CRIMINOLOGA URSULA FRANCO: MICHELE BUONINCONTI ~ VITTIMA DEL DESIDERIO DI TANTI DI APPARIRE PALADINI DI UNA NOBILE CAUSA
E poi la procura si è servita di testimonianze tardive e ha ignorato le testimonianze iniziali che avrebbero permesso di chiudere il caso secondo la verità dei fatti. Non ci vuole infatti un esperto di psicologia della testimonianza per capire che le uniche dichiarazioni di cui la procura avrebbe dovuto servirsi sono quelle rilasciate nelle fasi iniziali delle indagini perché con il passare dei mesi il pensiero dei familiari, degli amici e dei testimoni è stato forgiato dal processo mediatico
CRIMINOLOGA URSULA FRANCO: MICHELE BUONINCONTI ~ VITTIMA DEL DESIDERIO DI TANTI DI APPARIRE PALADINI DI UNA NOBILE CAUSA
Il giorno dopo la scomparsa di Elena, il 25 gennaio 2014, sua sorella Daniela Ceste ha riferito agli inquirenti di aver parlato con Elena la mattina del 23 e che la stessa le aveva detto “di avere problemi alla testa, tant’è che io chiedevo se si trattasse di mal di testa od altro e lei non riusciva a spiegarsi. Sembrava volesse dire qualcosa ma non riusciva ad esprimersi bene”. Quei “problemi alla testa” di cui si lamentò Elena e che non sapeva spiegarsi, erano i prodromi della crisi psicotica che la colpì la notte tra il 23 e il 24 gennaio.
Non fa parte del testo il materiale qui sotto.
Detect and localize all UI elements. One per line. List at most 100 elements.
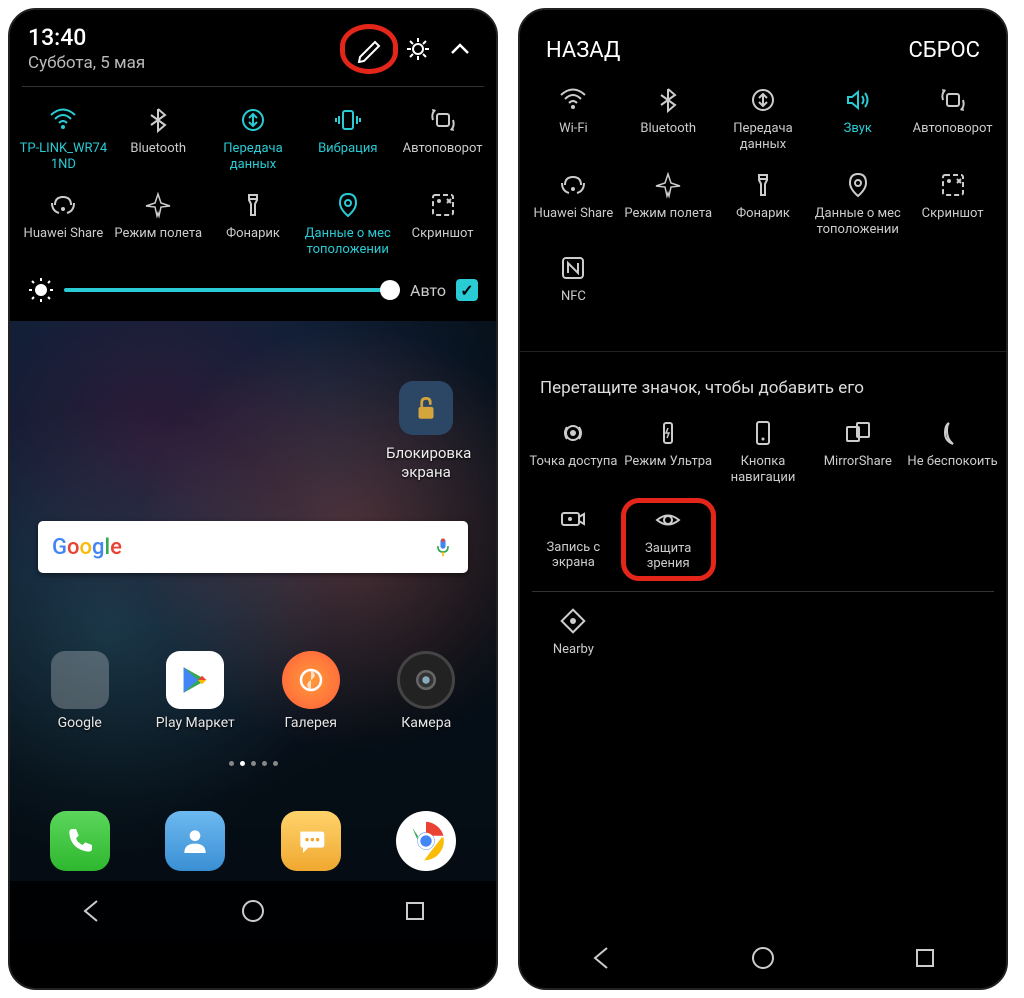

Nel momento in cui un delirio nasce o riprende se svanito, lo psicotico sperimenta uno stato pre-delirante detto “wahnstimmung” durante il quale capisce che sta accadendo qualcosa ma non riesce a metterne a fuoco i dettagli.
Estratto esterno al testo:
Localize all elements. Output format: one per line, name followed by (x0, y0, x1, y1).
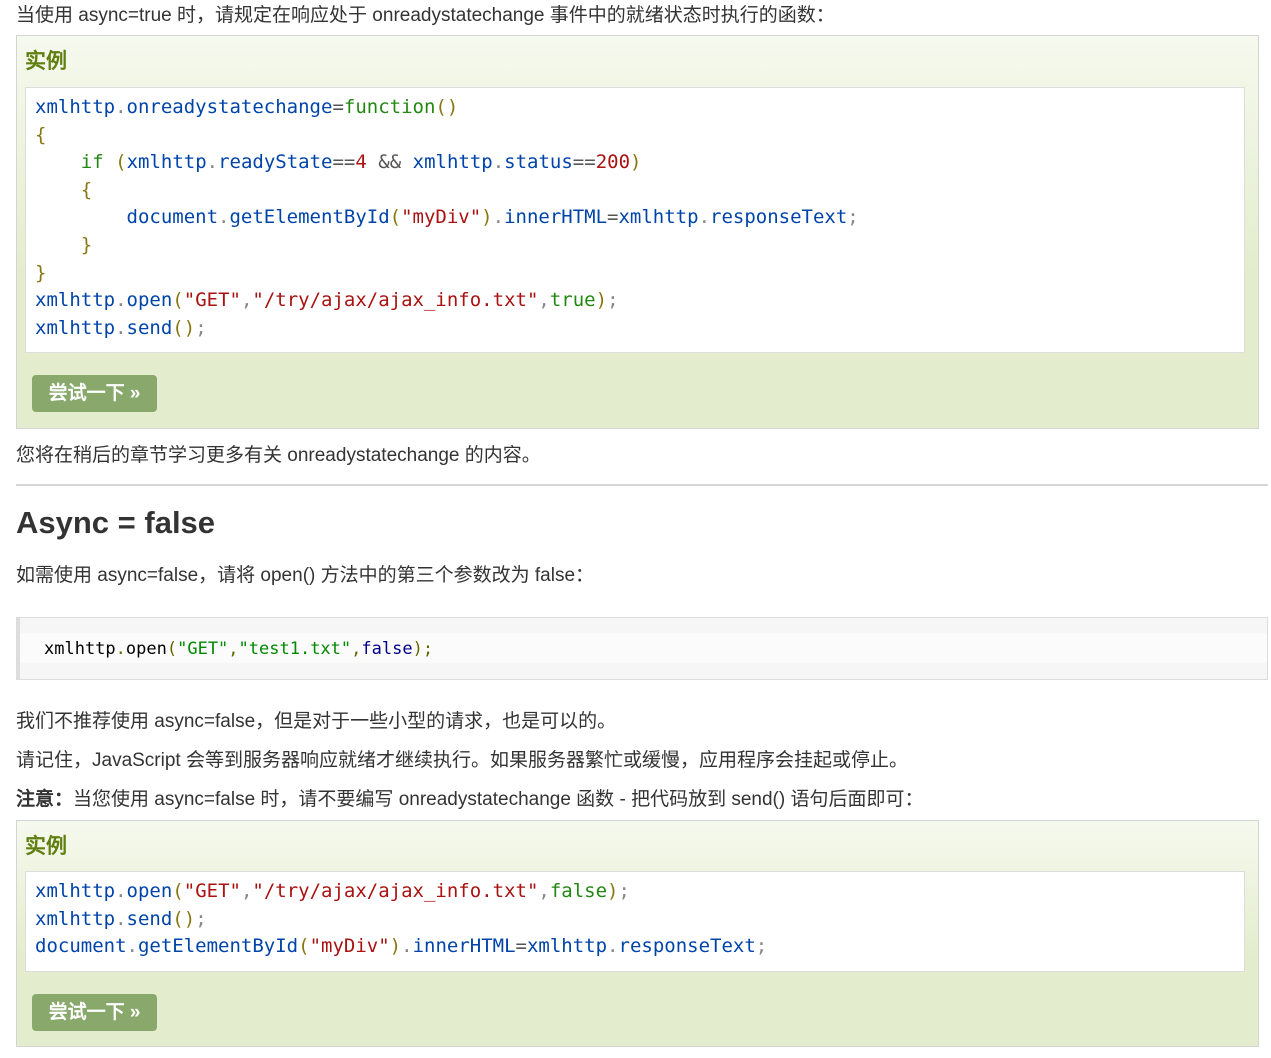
code-line: { (80, 178, 93, 201)
example-title: 实例 (25, 835, 67, 858)
code-line: xmlhttp.open("GET","/try/ajax/ajax_info.… (35, 289, 619, 312)
code-line: xmlhttp.onreadystatechange=function() (35, 96, 459, 118)
remember-text: 请记住，JavaScript 会等到服务器响应就绪才继续执行。如果服务器繁忙或缓… (16, 750, 908, 771)
note-text: 当您使用 async=false 时，请不要编写 onreadystatecha… (73, 789, 924, 810)
code-line: xmlhttp.send(); (35, 316, 207, 339)
example-box-1: 实例 xmlhttp.onreadystatechange=function()… (16, 35, 1259, 429)
code-line: document.getElementById("myDiv").innerHT… (35, 935, 768, 958)
code-line: document.getElementById("myDiv").innerHT… (126, 206, 859, 229)
recommendation-text: 我们不推荐使用 async=false，但是对于一些小型的请求，也是可以的。 (16, 711, 617, 732)
code-block: xmlhttp.onreadystatechange=function() { i… (25, 87, 1245, 353)
section-heading: Async = false (16, 505, 216, 540)
async-false-intro: 如需使用 async=false，请将 open() 方法中的第三个参数改为 f… (16, 565, 595, 586)
code-snippet: xmlhttp.open("GET","test1.txt",false); (16, 617, 1268, 680)
code-line: { (35, 123, 47, 146)
code-line: if (xmlhttp.readyState==4 && xmlhttp.sta… (80, 151, 642, 174)
code-lines: xmlhttp.open("GET","/try/ajax/ajax_info.… (35, 878, 767, 961)
code-line: xmlhttp.send(); (35, 907, 207, 930)
example-box-2: 实例 xmlhttp.open("GET","/try/ajax/ajax_in… (16, 820, 1259, 1047)
note-label: 注意： (16, 789, 74, 810)
code-block: xmlhttp.open("GET","/try/ajax/ajax_info.… (25, 871, 1245, 972)
try-it-button[interactable]: 尝试一下 » (32, 994, 157, 1031)
code-line: xmlhttp.open("GET","/try/ajax/ajax_info.… (35, 880, 630, 902)
code-line: } (35, 261, 47, 284)
intro-text: 当使用 async=true 时，请规定在响应处于 onreadystatech… (16, 5, 835, 26)
example-title: 实例 (25, 50, 67, 73)
snippet-code: xmlhttp.open("GET","test1.txt",false); (44, 639, 434, 659)
note-paragraph: 注意：当您使用 async=false 时，请不要编写 onreadystate… (16, 787, 923, 813)
try-it-button[interactable]: 尝试一下 » (32, 375, 157, 412)
code-line: } (80, 233, 93, 256)
section-divider (16, 484, 1268, 486)
onreadystatechange-note: 您将在稍后的章节学习更多有关 onreadystatechange 的内容。 (16, 445, 541, 466)
code-lines: xmlhttp.onreadystatechange=function() { i… (35, 94, 859, 342)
Ieri sera, la criminologa Ursula Franco, insieme a Fabio Nestola ed Elisabetta Sionis, è intervenuta in diretta youtube nella trasmissione di Davide Stasi, RADIO LONDRA e ha parlato del “terreno di coltura in cui è maturato il grossolano errore giudiziario che ha condotto alla condanna di Michele Buoninconti e alla distruzione della sua famiglia”
Abbiamo colto l’occasione per tornare a farle alcune domande. Alcune settimane fa la Franco ha dichiarato: “Le motivazioni delle sentenze sono la riprova che è stato commesso un errore giudiziario. Nessuno, né la procura né i giudici sono mai riusciti a ricostruire l’omicidio della Ceste in modo logico e in accordo con la casistica perché Elena non è stata uccisa. Le sembra logico che Buoninconti abbia premeditato l’omicidio e abbia poi gettato il cadavere a pochi metri da casa?
Insomma, per i giudici Buoninconti premeditò l’omicidio ma non l’occultamento. E ancora, secondo questa ricostruzione, il pover’uomo, prima di gettare il cadavere della Ceste nel fosso, allertò tutti i vicini, a che scopo?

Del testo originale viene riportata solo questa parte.